A few months ago, I realized it had been awhile since I’d menstruated. This was not entirely disconcerting, as I was still nursing our third daughter. But my period had returned over the summer, come for another cycle, and then vanished again. I’d had a tubal ligation in the hours after the baby’s birth, and so the likelihood that I was pregnant was extremely low. I’m not a litigious sort, but as I contemplated the possibility with my husband, I shook my fist in the air and ranted that “somebody’s gonna get sued.” I didn’t—don’t—ever want to think about pregnancy again. I am done. I love our daughters, love babies, love, even, being pregnant, but I cannot afford another kid—not in terms of time or money or risk. Still, there has been something marvelous and wonderful and holy about making babies with my husband; could I really terminate a pregnancy we began together?
Kassi Underwood’s astonishing new memoir May Cause Love: An Unexpected Journey after Abortion chronicles a different sort of complexity. Pregnant at nineteen when the birth control she used with her addict boyfriend failed—through either user error exacerbated by varied chemical dependencies or terrible luck—Underwood knew that a pregnancy, and an invitation to her mother’s house in Kentucky to have and raise the baby, would entirely derail her plans and dreams. Though she’d always longed to be a wife and mother, she wanted to do it without dropping out of college; she wanted to do it without fearing her burgeoning alcoholism would put the baby at risk.
She was able to obtain her abortion with relative ease, though she had to use the four hundred bucks her mother had sent for car repairs and subsequently convince someone on campus she was responsible enough to borrow a car. But though the pregnancy—and the relationship—is over quickly, the experience continues to impact her. As she gets sober, as she moves to Austin and falls in love again, as she’s accepted into the MFA program at Columbia University. Though her abortion was absolutely the right decision for her, though she did not regret it, she did grieve it.

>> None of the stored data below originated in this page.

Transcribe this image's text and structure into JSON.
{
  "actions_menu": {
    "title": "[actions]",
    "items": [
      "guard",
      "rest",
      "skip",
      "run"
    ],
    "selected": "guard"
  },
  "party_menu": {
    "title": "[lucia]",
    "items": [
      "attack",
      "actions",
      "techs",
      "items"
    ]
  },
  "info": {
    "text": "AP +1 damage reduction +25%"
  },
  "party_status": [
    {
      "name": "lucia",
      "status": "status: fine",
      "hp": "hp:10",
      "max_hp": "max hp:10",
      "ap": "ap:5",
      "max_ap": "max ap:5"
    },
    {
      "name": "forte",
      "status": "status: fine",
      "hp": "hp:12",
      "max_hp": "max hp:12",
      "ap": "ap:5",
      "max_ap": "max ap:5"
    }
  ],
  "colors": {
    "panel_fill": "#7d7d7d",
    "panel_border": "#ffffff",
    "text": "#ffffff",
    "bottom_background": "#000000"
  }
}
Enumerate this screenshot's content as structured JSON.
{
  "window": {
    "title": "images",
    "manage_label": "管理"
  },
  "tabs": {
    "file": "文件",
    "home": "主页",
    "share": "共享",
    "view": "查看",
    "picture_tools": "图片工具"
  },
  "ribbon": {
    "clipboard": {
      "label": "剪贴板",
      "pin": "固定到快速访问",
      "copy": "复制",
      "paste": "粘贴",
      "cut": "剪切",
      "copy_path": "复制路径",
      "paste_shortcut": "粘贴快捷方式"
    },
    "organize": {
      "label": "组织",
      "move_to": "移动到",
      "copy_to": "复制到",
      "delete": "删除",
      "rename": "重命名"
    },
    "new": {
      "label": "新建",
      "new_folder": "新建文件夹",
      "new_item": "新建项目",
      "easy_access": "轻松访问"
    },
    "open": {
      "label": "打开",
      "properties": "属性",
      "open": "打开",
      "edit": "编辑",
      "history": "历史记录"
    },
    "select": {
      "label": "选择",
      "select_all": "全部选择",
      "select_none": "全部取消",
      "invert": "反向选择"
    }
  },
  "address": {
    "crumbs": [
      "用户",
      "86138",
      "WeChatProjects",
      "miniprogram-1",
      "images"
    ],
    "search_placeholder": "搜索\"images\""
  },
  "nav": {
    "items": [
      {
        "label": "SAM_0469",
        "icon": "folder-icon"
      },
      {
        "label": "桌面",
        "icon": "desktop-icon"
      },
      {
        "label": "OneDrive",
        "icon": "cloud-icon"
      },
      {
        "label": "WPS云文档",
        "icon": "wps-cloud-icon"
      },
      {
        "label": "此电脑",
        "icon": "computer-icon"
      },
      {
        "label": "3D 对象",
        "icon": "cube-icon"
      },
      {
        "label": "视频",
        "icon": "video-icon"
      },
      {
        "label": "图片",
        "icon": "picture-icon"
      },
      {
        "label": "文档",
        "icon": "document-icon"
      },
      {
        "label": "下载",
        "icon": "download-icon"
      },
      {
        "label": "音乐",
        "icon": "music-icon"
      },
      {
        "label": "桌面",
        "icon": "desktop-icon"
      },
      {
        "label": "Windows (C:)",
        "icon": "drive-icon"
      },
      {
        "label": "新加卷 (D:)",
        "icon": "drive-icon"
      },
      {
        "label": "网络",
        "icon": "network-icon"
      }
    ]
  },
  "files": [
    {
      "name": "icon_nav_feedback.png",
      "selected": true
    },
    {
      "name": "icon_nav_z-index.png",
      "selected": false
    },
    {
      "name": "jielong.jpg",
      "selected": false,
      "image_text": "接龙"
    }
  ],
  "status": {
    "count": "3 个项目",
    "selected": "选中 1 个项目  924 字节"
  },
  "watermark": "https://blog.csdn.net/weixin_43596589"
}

It was more of a loss—of what, she wasn’t exactly sure—than she anticipated.
What is astonishing about Underwood’s telling is not the facts of the story—plenty of young women find themselves in similar situations; plenty more find themselves undone by the unexpected emotional complexity of their lives—but the wisdom she seeks, finds, and shares. She embarks on a pilgrimage inspired by an Onion article (“Rock-Bottom Loser Entertaining Offers from Several Religions”), researching university courses on Buddhism and following the leads of “Father Google.”
The result is a gorgeous and rich memoir that betrays her Ivy League MFA and leaves you unsurprised by her decision to pursue graduate study at Harvard Divinity School. Underwood’s story transcends common political division and religious definition. She seeks wisdom from fifteenth century Tibetan Buddhists, 21st century Jews, Planned Parenthood counselors, and the pro-life Catholics who run a retreat called Rachel’s Vineyard.
Underwood is a trustworthy narrator: unflinching in examining her own failures, and fiercely empathetic, especially of the other women she meets on her post-abortion journey. Indeed, it is this commitment to honoring the experiences of women that renders this memoir most helpful, pushing readers to consider a third option beyond the limitations (and misnomers) of the pro-choice or pro-life dichotomy: the “pro-voice” response. Aspen Baker, co-founder of Exhale, coined the term in 2005, “to represent our approach to creating a social climate where each person’s unique experience with abortion is supported, respected, and free from stigma.” Underwood makes use of the framework while also lifting up the very real legislative and economic hurdles that impact women’s abilities to make their voices heard.
Modern Love ran the essay that launched this memoir, and in the years since its publication, Underwood has become a collector of abortion stories: of the ways “religion can make an abortion sacred, or sometimes burden us with additional guilt;” of the economic, educational, and bodily injustices “written on our womb stories.” Reading each story that Underwood shares, I find myself nodding with each woman, regardless of her experience: whether she grieved or celebrated, whether she did both or neither. I also thought back to my friend Sarah, who claimed there’s nothing theological about the decision to seek an abortion.
Sarah’s right, in a way: there’s no one-size-fits-all doctrinal solution to the problem of abortion, or the need for it. But theology—religion and faith—is also concerned with the ways in which human beings make meaning of our lives. In that way, the good, hard work of encountering critical decision making moments, the potential of creating life or becoming a parent, the discerning of what is the best—holiest, healthiest—response to suffering and the unexpected is deeply theological work.
May Cause Love reminds us of the complex ways women make meaning in the world, find a way out of no way, and find liberation from suffering through naming and claiming their experiences.